Two weeks ago, things reached a new level of low when my good friend, cartoonist Chris Juneau, asked, “Do you EVER cook anymore or do you eat out every night?”  While that felt a tad unjust (Chris’ query was in reply to my dinner invitation! At a restaurant where we’d won a gift certificate at Chris’ charity fundraiser!!), in the end, she was right. I’d pretty much stopped cooking (and gained weight, but that’s another story).

And with that single snarky comment, I’d been shamed right back into the kitchen.

That week, I made my usual favorites: Baked Arctic Char with Baked Sweet Potatoes (recipes on Going Lo-Co Recipe page) and Mustard Roasted Fish (see my Mmm Mmm Mustard Roasted Fish post for info and recipe).

Then I switched things up by using salmon instead of arctic char and made them both again. Yes, that was sarcasm.  Yes arctic char and salmon taste nearly identical. Yes, at this point, my husband bought some steak and grilled it while I baked more fish.

Clearly I needed help.

So at 5:30 one evening the following week I went to a different market – one where fish is not their best offering – and peered at some nice looking chicken. The package was labeled “dry-rubbed, beer-seasoned (oxymoronic on two levels: crazy, right?) boneless chicken breast.” They looked and sounded great, so I grabbed them.

It wasn’t until I got home that I found a problem: no cooking directions. Oh, and also that’s when I remembered that I absolutely detest dry chicken breast. And here I was with what was already advertised as dry.

Sigh.

But now it was dinner time and I was hungry and it was too late to go buy some fish. I briefly considered tossing the chicken and dining out, but even I was sick of pizza.

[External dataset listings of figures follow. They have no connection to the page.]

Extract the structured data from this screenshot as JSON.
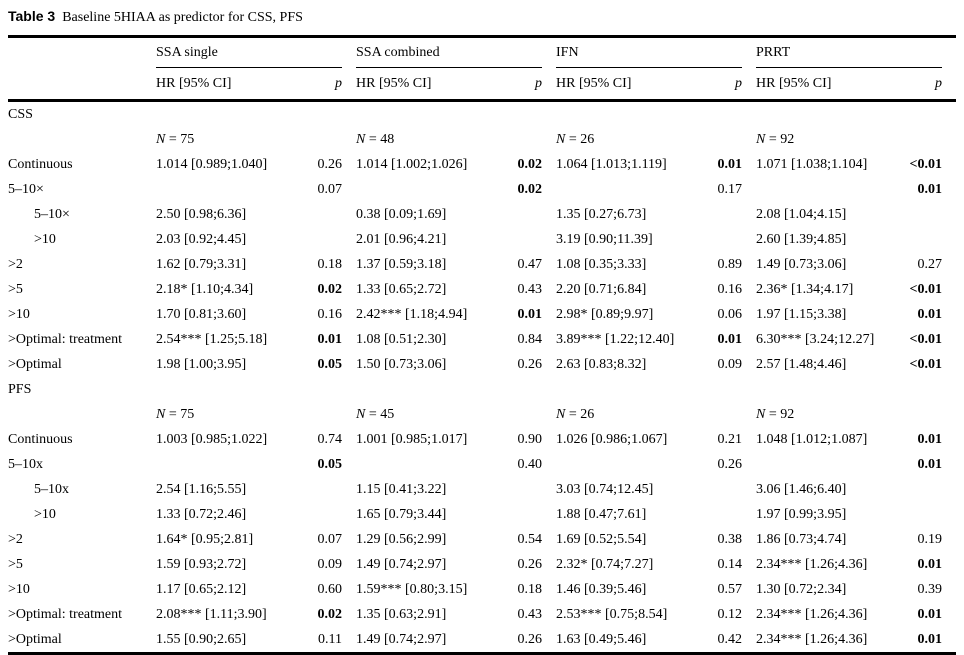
{
  "title": {
    "label": "Table 3",
    "caption": "Baseline 5HIAA as predictor for CSS, PFS"
  },
  "header": {
    "groups": [
      "SSA single",
      "SSA combined",
      "IFN",
      "PRRT"
    ],
    "hr_label": "HR [95% CI]",
    "p_label": "p"
  },
  "sections": [
    {
      "name": "CSS",
      "n_row": [
        "N = 75",
        "N = 48",
        "N = 26",
        "N = 92"
      ],
      "rows": [
        {
          "label": "Continuous",
          "indent": false,
          "cells": [
            {
              "hr": "1.014 [0.989;1.040]",
              "p": "0.26",
              "p_bold": false
            },
            {
              "hr": "1.014 [1.002;1.026]",
              "p": "0.02",
              "p_bold": true
            },
            {
              "hr": "1.064 [1.013;1.119]",
              "p": "0.01",
              "p_bold": true
            },
            {
              "hr": "1.071 [1.038;1.104]",
              "p": "<0.01",
              "p_bold": true
            }
          ]
        },
        {
          "label": "5–10×",
          "indent": false,
          "cells": [
            {
              "p": "0.07",
              "p_bold": false
            },
            {
              "p": "0.02",
              "p_bold": true
            },
            {
              "p": "0.17",
              "p_bold": false
            },
            {
              "p": "0.01",
              "p_bold": true
            }
          ]
        },
        {
          "label": "5–10×",
          "indent": true,
          "cells": [
            {
              "hr": "2.50 [0.98;6.36]"
            },
            {
              "hr": "0.38 [0.09;1.69]"
            },
            {
              "hr": "1.35 [0.27;6.73]"
            },
            {
              "hr": "2.08 [1.04;4.15]"
            }
          ]
        },
        {
          "label": ">10",
          "indent": true,
          "cells": [
            {
              "hr": "2.03 [0.92;4.45]"
            },
            {
              "hr": "2.01 [0.96;4.21]"
            },
            {
              "hr": "3.19 [0.90;11.39]"
            },
            {
              "hr": "2.60 [1.39;4.85]"
            }
          ]
        },
        {
          "label": ">2",
          "indent": false,
          "cells": [
            {
              "hr": "1.62 [0.79;3.31]",
              "p": "0.18",
              "p_bold": false
            },
            {
              "hr": "1.37 [0.59;3.18]",
              "p": "0.47",
              "p_bold": false
            },
            {
              "hr": "1.08 [0.35;3.33]",
              "p": "0.89",
              "p_bold": false
            },
            {
              "hr": "1.49 [0.73;3.06]",
              "p": "0.27",
              "p_bold": false
            }
          ]
        },
        {
          "label": ">5",
          "indent": false,
          "cells": [
            {
              "hr": "2.18* [1.10;4.34]",
              "p": "0.02",
              "p_bold": true
            },
            {
              "hr": "1.33 [0.65;2.72]",
              "p": "0.43",
              "p_bold": false
            },
            {
              "hr": "2.20 [0.71;6.84]",
              "p": "0.16",
              "p_bold": false
            },
            {
              "hr": "2.36* [1.34;4.17]",
              "p": "<0.01",
              "p_bold": true
            }
          ]
        },
        {
          "label": ">10",
          "indent": false,
          "cells": [
            {
              "hr": "1.70 [0.81;3.60]",
              "p": "0.16",
              "p_bold": false
            },
            {
              "hr": "2.42*** [1.18;4.94]",
              "p": "0.01",
              "p_bold": true
            },
            {
              "hr": "2.98* [0.89;9.97]",
              "p": "0.06",
              "p_bold": false
            },
            {
              "hr": "1.97 [1.15;3.38]",
              "p": "0.01",
              "p_bold": true
            }
          ]
        },
        {
          "label": ">Optimal: treatment",
          "indent": false,
          "cells": [
            {
              "hr": "2.54*** [1.25;5.18]",
              "p": "0.01",
              "p_bold": true
            },
            {
              "hr": "1.08 [0.51;2.30]",
              "p": "0.84",
              "p_bold": false
            },
            {
              "hr": "3.89*** [1.22;12.40]",
              "p": "0.01",
              "p_bold": true
            },
            {
              "hr": "6.30*** [3.24;12.27]",
              "p": "<0.01",
              "p_bold": true
            }
          ]
        },
        {
          "label": ">Optimal",
          "indent": false,
          "cells": [
            {
              "hr": "1.98 [1.00;3.95]",
              "p": "0.05",
              "p_bold": true
            },
            {
              "hr": "1.50 [0.73;3.06]",
              "p": "0.26",
              "p_bold": false
            },
            {
              "hr": "2.63 [0.83;8.32]",
              "p": "0.09",
              "p_bold": false
            },
            {
              "hr": "2.57 [1.48;4.46]",
              "p": "<0.01",
              "p_bold": true
            }
          ]
        }
      ]
    },
    {
      "name": "PFS",
      "n_row": [
        "N = 75",
        "N = 45",
        "N = 26",
        "N = 92"
      ],
      "rows": [
        {
          "label": "Continuous",
          "indent": false,
          "cells": [
            {
              "hr": "1.003 [0.985;1.022]",
              "p": "0.74",
              "p_bold": false
            },
            {
              "hr": "1.001 [0.985;1.017]",
              "p": "0.90",
              "p_bold": false
            },
            {
              "hr": "1.026 [0.986;1.067]",
              "p": "0.21",
              "p_bold": false
            },
            {
              "hr": "1.048 [1.012;1.087]",
              "p": "0.01",
              "p_bold": true
            }
          ]
        },
        {
          "label": "5–10x",
          "indent": false,
          "cells": [
            {
              "p": "0.05",
              "p_bold": true
            },
            {
              "p": "0.40",
              "p_bold": false
            },
            {
              "p": "0.26",
              "p_bold": false
            },
            {
              "p": "0.01",
              "p_bold": true
            }
          ]
        },
        {
          "label": "5–10x",
          "indent": true,
          "cells": [
            {
              "hr": "2.54 [1.16;5.55]"
            },
            {
              "hr": "1.15 [0.41;3.22]"
            },
            {
              "hr": "3.03 [0.74;12.45]"
            },
            {
              "hr": "3.06 [1.46;6.40]"
            }
          ]
        },
        {
          "label": ">10",
          "indent": true,
          "cells": [
            {
              "hr": "1.33 [0.72;2.46]"
            },
            {
              "hr": "1.65 [0.79;3.44]"
            },
            {
              "hr": "1.88 [0.47;7.61]"
            },
            {
              "hr": "1.97 [0.99;3.95]"
            }
          ]
        },
        {
          "label": ">2",
          "indent": false,
          "cells": [
            {
              "hr": "1.64* [0.95;2.81]",
              "p": "0.07",
              "p_bold": false
            },
            {
              "hr": "1.29 [0.56;2.99]",
              "p": "0.54",
              "p_bold": false
            },
            {
              "hr": "1.69 [0.52;5.54]",
              "p": "0.38",
              "p_bold": false
            },
            {
              "hr": "1.86 [0.73;4.74]",
              "p": "0.19",
              "p_bold": false
            }
          ]
        },
        {
          "label": ">5",
          "indent": false,
          "cells": [
            {
              "hr": "1.59 [0.93;2.72]",
              "p": "0.09",
              "p_bold": false
            },
            {
              "hr": "1.49 [0.74;2.97]",
              "p": "0.26",
              "p_bold": false
            },
            {
              "hr": "2.32* [0.74;7.27]",
              "p": "0.14",
              "p_bold": false
            },
            {
              "hr": "2.34*** [1.26;4.36]",
              "p": "0.01",
              "p_bold": true
            }
          ]
        },
        {
          "label": ">10",
          "indent": false,
          "cells": [
            {
              "hr": "1.17 [0.65;2.12]",
              "p": "0.60",
              "p_bold": false
            },
            {
              "hr": "1.59*** [0.80;3.15]",
              "p": "0.18",
              "p_bold": false
            },
            {
              "hr": "1.46 [0.39;5.46]",
              "p": "0.57",
              "p_bold": false
            },
            {
              "hr": "1.30 [0.72;2.34]",
              "p": "0.39",
              "p_bold": false
            }
          ]
        },
        {
          "label": ">Optimal: treatment",
          "indent": false,
          "cells": [
            {
              "hr": "2.08*** [1.11;3.90]",
              "p": "0.02",
              "p_bold": true
            },
            {
              "hr": "1.35 [0.63;2.91]",
              "p": "0.43",
              "p_bold": false
            },
            {
              "hr": "2.53*** [0.75;8.54]",
              "p": "0.12",
              "p_bold": false
            },
            {
              "hr": "2.34*** [1.26;4.36]",
              "p": "0.01",
              "p_bold": true
            }
          ]
        },
        {
          "label": ">Optimal",
          "indent": false,
          "cells": [
            {
              "hr": "1.55 [0.90;2.65]",
              "p": "0.11",
              "p_bold": false
            },
            {
              "hr": "1.49 [0.74;2.97]",
              "p": "0.26",
              "p_bold": false
            },
            {
              "hr": "1.63 [0.49;5.46]",
              "p": "0.42",
              "p_bold": false
            },
            {
              "hr": "2.34*** [1.26;4.36]",
              "p": "0.01",
              "p_bold": true
            }
          ]
        }
      ]
    }
  ]
}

That and Chris’s wagging finger taunted me (okay, so that part wasn’t literally true, but it kind of felt that way. It doesn’t help that Chris is a great cook and gardener. If she wasn’t so smart and so very funny I’d hate her.)

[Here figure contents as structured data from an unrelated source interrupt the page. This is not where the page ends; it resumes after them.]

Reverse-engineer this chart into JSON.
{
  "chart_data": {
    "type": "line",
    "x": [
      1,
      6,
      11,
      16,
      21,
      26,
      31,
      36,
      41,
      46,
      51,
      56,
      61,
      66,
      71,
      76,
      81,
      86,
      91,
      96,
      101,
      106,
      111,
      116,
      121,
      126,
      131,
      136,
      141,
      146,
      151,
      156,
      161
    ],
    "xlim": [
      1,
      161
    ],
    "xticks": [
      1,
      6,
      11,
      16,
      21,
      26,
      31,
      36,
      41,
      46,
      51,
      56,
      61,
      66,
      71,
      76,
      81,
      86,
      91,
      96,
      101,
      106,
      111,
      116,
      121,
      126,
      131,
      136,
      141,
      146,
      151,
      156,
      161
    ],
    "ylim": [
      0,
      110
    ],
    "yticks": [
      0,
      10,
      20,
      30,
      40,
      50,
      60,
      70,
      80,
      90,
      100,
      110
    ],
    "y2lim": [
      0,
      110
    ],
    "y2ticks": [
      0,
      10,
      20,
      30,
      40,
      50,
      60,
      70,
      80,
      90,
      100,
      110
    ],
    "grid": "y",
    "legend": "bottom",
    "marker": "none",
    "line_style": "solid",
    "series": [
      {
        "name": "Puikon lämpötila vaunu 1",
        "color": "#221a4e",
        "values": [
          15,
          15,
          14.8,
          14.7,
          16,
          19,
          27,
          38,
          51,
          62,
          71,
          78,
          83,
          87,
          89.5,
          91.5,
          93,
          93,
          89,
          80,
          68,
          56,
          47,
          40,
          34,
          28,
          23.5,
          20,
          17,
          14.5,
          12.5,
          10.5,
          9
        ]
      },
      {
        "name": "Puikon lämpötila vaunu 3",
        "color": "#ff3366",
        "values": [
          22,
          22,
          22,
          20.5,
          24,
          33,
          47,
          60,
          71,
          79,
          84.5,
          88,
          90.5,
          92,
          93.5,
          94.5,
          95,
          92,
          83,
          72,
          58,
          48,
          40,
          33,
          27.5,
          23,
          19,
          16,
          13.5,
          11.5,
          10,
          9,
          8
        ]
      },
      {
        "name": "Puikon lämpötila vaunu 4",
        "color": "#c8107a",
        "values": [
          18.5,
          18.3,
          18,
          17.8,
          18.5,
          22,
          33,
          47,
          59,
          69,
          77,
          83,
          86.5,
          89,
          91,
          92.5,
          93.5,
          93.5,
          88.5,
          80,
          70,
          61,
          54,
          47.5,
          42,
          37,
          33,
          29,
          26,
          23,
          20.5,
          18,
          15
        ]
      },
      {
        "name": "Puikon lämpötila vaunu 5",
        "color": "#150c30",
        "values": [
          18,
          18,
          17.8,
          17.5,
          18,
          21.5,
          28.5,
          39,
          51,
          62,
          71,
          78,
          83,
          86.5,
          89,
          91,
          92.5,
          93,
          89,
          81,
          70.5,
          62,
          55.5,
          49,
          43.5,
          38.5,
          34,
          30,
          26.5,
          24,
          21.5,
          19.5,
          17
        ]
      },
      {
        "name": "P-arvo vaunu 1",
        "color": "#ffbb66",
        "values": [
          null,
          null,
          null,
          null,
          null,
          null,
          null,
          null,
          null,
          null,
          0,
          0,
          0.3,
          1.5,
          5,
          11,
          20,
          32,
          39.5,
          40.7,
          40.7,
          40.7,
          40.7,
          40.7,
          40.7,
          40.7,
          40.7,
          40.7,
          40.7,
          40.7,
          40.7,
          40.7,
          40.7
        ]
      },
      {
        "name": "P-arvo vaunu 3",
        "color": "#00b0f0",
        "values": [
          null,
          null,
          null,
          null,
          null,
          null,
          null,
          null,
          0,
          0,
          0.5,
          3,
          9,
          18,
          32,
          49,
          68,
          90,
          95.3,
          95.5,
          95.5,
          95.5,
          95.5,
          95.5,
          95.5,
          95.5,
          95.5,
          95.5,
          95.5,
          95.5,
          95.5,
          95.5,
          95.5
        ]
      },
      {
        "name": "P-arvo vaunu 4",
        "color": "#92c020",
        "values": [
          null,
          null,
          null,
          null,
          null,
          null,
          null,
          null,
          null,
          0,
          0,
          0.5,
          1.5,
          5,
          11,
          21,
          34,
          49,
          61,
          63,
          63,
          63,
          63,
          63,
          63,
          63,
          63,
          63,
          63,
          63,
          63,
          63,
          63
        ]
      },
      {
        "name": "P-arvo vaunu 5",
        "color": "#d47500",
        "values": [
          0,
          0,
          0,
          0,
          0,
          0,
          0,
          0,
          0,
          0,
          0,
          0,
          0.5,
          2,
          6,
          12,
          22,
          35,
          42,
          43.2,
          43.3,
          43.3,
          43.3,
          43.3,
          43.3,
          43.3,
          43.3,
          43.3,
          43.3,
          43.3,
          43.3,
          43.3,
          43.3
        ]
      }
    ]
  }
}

So I hopped online to look for a way to make the damn chicken I’d bought – and make sure it would be easy – and tasty.  What I found was a new-to-me technique called “dry-poaching” (yes, oxymorons abound in this post). I decided to give it a whirl because of it’s oh-so appealing title: “How To Bake Chicken Breasts in the Oven: The Simplest, Easiest Method.”

And it was GOOD and EASY.

My husband and I very much enjoyed this dry-rubbed chicken which I dry-poached, served alongside some leftover sweet potato and a kale salad I’d purchased at the same market.

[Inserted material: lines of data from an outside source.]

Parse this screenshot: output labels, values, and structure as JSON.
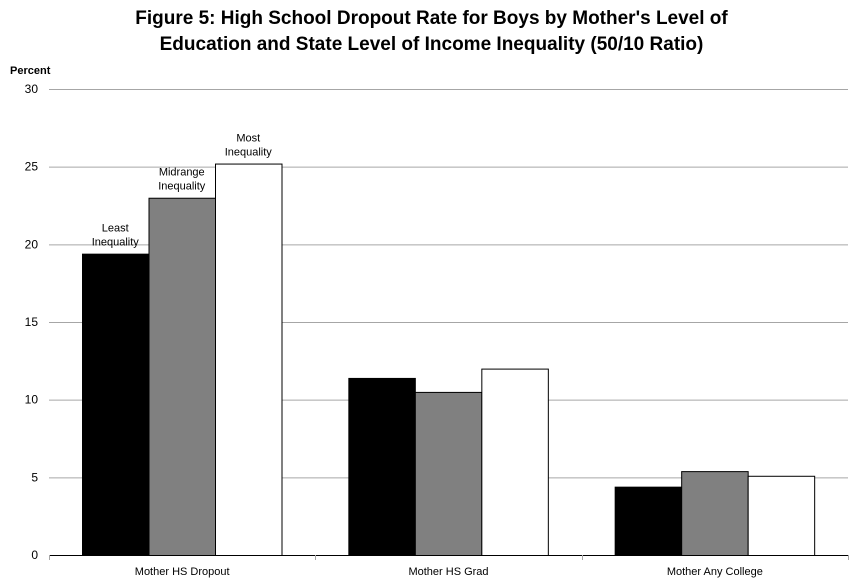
{
  "chart_data": {
    "type": "bar",
    "title_lines": [
      "Figure 5: High School Dropout Rate for Boys by Mother's Level of",
      "Education and State Level of Income Inequality (50/10 Ratio)"
    ],
    "ylabel": "Percent",
    "xlabel": "",
    "ylim": [
      0,
      30
    ],
    "yticks": [
      0,
      5,
      10,
      15,
      20,
      25,
      30
    ],
    "grid": true,
    "categories": [
      "Mother HS Dropout",
      "Mother HS Grad",
      "Mother Any College"
    ],
    "series": [
      {
        "name": "Least Inequality",
        "label_lines": [
          "Least",
          "Inequality"
        ],
        "values": [
          19.4,
          11.4,
          4.4
        ],
        "fill": "#000000"
      },
      {
        "name": "Midrange Inequality",
        "label_lines": [
          "Midrange",
          "Inequality"
        ],
        "values": [
          23.0,
          10.5,
          5.4
        ],
        "fill": "#808080"
      },
      {
        "name": "Most Inequality",
        "label_lines": [
          "Most",
          "Inequality"
        ],
        "values": [
          25.2,
          12.0,
          5.1
        ],
        "fill": "#ffffff"
      }
    ],
    "colors": {
      "gridline": "#a6a6a6",
      "axis": "#a6a6a6",
      "bar_stroke": "#000000"
    }
  }
}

A PDF of the recipe is here:  Dry-Poached Chicken Recipe. Read TheKitchn recipe editor Emma Christensen’s post for excellent photos and directions.

To me, this method is easier than cutting parchment paper into heart shapes and crimping them shut which is recommended in most ‘en papillote’ method directions – which feels a fussy to me. Though that said, one en papillote recipe to try might be Rachael Ray’s Chicken In A Sack which doesn’t sound fancy or fussy at all!

Finally, one last kick in the butt – this one to myself from myself. It wasn’t until I penned this post that I remembered I have another great, easy way to make moist chicken in like 15 minutes: my countertop grill/panini maker. I’d completely forgotten about my panini maker because with my son in college now I’m not making breakfast paninis all the time (see Panini Magic for recipes.) So my panini maker is no longer on my counter and I’d totally forgotten about it.

So now I’m recommending two lo-co, home-cooked-chicken alternatives to dining out: pull out some parchment paper and try this dry-poaching recipe or grab your George Forman indoor grill and griddle up a nice chicken breast. If you toss a few sweet potatoes in the oven (they warm up well – make more for leftovers!) and pair the chicken and potatoes with some pre-made fresh kale salad (and wine) and it’s as good as dinner out.

And certainly healthier and more lo-co than most of my dining out options. Plus there’s the added benefit of no risk of snarky comments from friends!